La mère monoparentale regrette qu’on l’ait avisée à la dernière minute. « Ça a été mal fait. Ils avaient pris notre inscription, ils nous avaient présenté l’éducateur qui devait s’occuper de lui lors de la rencontre d’accueil, et ensuite on nous a cordialement mis dehors. »
Des cas trop lourds
Les camps de jour de l’arrondissement accueillent cet été 401 enfants en groupes réguliers qui sont répartis sur quatre sites, explique Claudel Toussaint, directeur de la culture, des sports, des loisirs et du développement social de l’arrondissement de Montréal-Nord. Parallèlement, 24 enfants qui « nécessitent une attention particulière » sont en mode « accompagnement », ajoute-t-il.
Alors que dans le cas des groupes dits réguliers, le ratio éducateur – enfants est plus souple, il en va autrement des enfants qui nécessitent une attention particulière. Cet été, ces 24 jeunes ont nécessité l’embauche, pour eux seuls, de 17 accompagnateurs. Pour ce qui est de Zachary, et de quatre autres enfants qui se retrouvent dans la même situation que lui, leur cas a été jugé trop lourd, poursuit M. Toussaint.
Mais pourquoi avoir avisé les parents quelques jours seulement avant le début du camp, prévu le 25 juin? C’est le fait que les formulaires que remplissent les parents sont « assez sommaires » et que c’est lors d’une rencontre d’accueil, qui se déroule peu avant le début du camp, qu’il est permis aux responsables de mieux juger de la situation.

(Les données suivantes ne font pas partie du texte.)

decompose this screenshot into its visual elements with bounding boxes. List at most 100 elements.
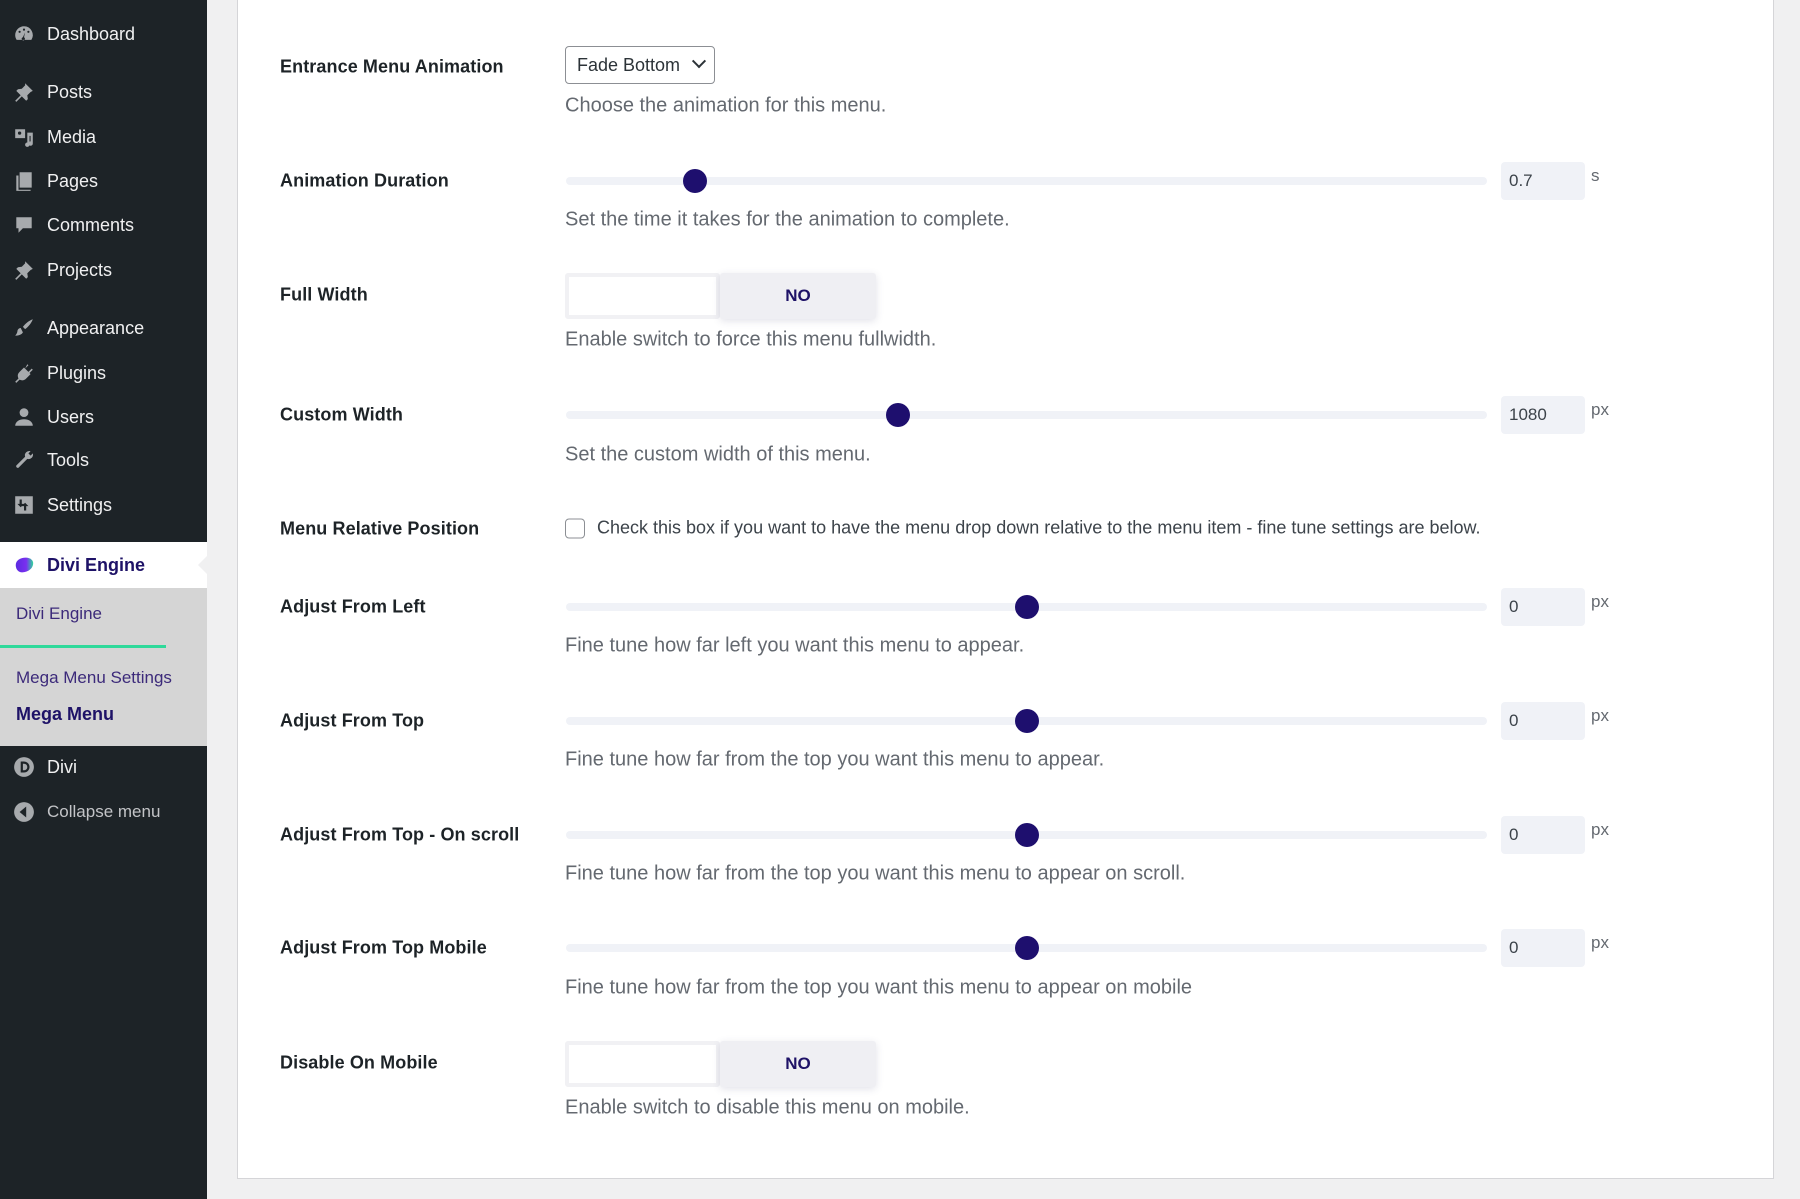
sidebar-item-tools[interactable]: Tools <box>0 442 207 478</box>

« Nos moniteurs ont une formation, mais elle est restreinte. Ces cinq cas dépassent leurs compétences, c’est une question de sécurité », dit M. Toussaint. Mais qu’est-ce qui définit un cas « trop lourd »? « Les enfants que nous accueillons doivent avoir un minimum d’autonomie. »
Entre le moment ou Mme Joncas a été avisée que son enfant ne pourrait pas fréquenter le camp, quelques jours avant le 25 juin, et maintenant, les responsables de l’arrondissement ont d’abord tenté de convaincre la mère d’envoyer Zachary dans un camp spécialisé qui n’est pas situé à Montréal-Nord. Ce qu’a refusé net Mme Joncas. « Moi, je veux l’intégrer avec des enfants normaux. Il a déjà fréquenté ce camp de jour pendant deux années, en 2009 et 2010, et ça avait bien été », martèle la femme.
Par la suite, les responsables de l’arrondissement se sont tournés vers le CLSC, où chacun des cinq enfants en cause est déjà suivi, afin de demander de l’aide ou du renfort. Mais ces démarches ont piétiné, au point où Mme Joncas a baissé les bras et demandé à être remboursée. Elle avait prévu que son fils fréquenterait le camp seulement jusqu’au 27 juillet, mais les embuches qu’elle a rencontrées et les semaines qui se sont écoulées l’ont découragée. Mais pas au point de ne pas tenter de nouveau sa chance l’an prochain. « Oui, je vais de nouveau l’inscrire », conclut-elle.